The effects of the Revolution in later years led Romantic writers to write of the Emperor of France’s cruelty, escaping to nature to flee the real world and its problems.
William Wordsworth became one of the most influential poets of the Romantic period displaying throughout his poetry his love of nature which he discovered at a young age.
Wordsworth’s poems often present an instant when nature speaks to him and he responds by speaking for nature.
“Tintern Abbey” explores the ways in which observing natural beauty can deepen human pleasures and natural awareness and can act as a consolation for one’s soul.
The unrhymed scheme of “Tintern Abbey” is fluid and natural, a technique added to the appreciation of natural beauty upheld by Wordsworth in his travels through nature. Wordsworth also emphasises throughout the poem the way in which the natural scene provides serenity and peace and fills him with joy for his return to London.
The contrast made between the beauty of the valley in “Tintern Abbey”, to that of the ‘fretful stir’ of the city provides the audience with an understanding of the vast difference between both environments, to allow the audience to appreciation the persona’s yearning for the Wye.

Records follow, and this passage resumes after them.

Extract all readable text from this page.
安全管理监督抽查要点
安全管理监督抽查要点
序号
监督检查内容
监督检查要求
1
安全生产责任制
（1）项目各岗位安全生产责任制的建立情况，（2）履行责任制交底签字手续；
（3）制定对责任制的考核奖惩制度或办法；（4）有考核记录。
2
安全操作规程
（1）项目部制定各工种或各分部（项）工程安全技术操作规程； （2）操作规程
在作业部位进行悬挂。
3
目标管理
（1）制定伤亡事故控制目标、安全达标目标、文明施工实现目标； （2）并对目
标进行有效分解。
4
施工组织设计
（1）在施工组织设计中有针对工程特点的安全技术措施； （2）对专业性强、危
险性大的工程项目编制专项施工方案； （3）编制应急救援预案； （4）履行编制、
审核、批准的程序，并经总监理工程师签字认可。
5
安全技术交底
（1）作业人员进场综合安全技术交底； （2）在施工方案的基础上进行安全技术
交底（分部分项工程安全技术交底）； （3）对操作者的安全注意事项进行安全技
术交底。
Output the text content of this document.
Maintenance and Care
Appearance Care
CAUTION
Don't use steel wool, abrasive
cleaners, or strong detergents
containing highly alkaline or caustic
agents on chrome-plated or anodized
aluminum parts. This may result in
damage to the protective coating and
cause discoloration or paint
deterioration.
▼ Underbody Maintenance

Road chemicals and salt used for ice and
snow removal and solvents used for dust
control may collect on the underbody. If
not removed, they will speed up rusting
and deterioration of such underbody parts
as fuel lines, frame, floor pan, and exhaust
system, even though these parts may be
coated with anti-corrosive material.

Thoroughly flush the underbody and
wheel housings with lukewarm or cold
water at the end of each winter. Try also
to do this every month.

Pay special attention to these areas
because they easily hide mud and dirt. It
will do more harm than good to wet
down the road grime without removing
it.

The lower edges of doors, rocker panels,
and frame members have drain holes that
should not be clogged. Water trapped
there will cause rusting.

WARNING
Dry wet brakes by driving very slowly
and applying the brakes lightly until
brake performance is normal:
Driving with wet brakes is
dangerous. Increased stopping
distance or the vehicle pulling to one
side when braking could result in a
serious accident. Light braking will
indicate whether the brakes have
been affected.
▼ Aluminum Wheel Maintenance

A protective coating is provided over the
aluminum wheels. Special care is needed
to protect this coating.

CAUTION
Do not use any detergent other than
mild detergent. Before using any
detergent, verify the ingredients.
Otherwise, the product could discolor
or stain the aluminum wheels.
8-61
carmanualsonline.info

Wordsworth personifies nature as a healing force. This emphasises the positive effect nature has had on his mental and emotional wellbeing whilst living in the city: “the nurse, the guide, the guardian”.
For Wordsworth, memory plays a central part in his poem “Tintern Abbey”.
In “Tintern Abbey”, Wordsworth says of the remembrance of such beautiful forms and the way they rejuvenate him: “I have owed to them,/ In hours of weariness, sensations sweet,/ Felt in the blood, and felt along the heart,/ And passing even into my purer mind/ With tranquil restoration”.
The continuation of Wordsworth’s appreciation of memory is also demonstrated in his poem, “I wandered lonely as a cloud”. In this poem the power of nature observed by Wordsworth acts as consolation for his soul: “For oft, when on my couch I lie/ In vacant or in pensive mood,/ They flash upon that inward eye/ Which is the bliss of solitude”.
Wordsworth’s poem, “I wandered lonely as a cloud”, describes how his loneliness is cured by nature, and more specifically a field of daffodils. “I wandered lonely as a cloud” allows the audience to share the same connection with nature as Wordsworth did, and are able to experience the same fascination Wordsworth encountered on his first confrontation with the field of daffodils.
“I wandered lonely as a cloud” personifies nature as uplifting and happy and as a therapeutic source: “fluttering and dancing in the breeze”. This reflects the same ideals as “Tintern Abbey”, along with the ideals of the Romantics that nature was a way to escape the problems of the Revolution.
The rhyming scheme of “I wandered lonely as a cloud” mimics the natural gait of Wordsworth through the daffodils: “Beside the lake, beneath the trees,/ Fluttering and dancing in the breeze”. The stressed and unstressed syllables of the poem reflect the heaviness of the city, and the feeling of relaxation obtained through nature. In both “Tintern Abbey” and “I wandered lonely as a cloud”, Wordsworth takes the liberty of emphasising the Romantic ideals of emotion, nature and imagination and through his poetry explored the implications of the French Revolution.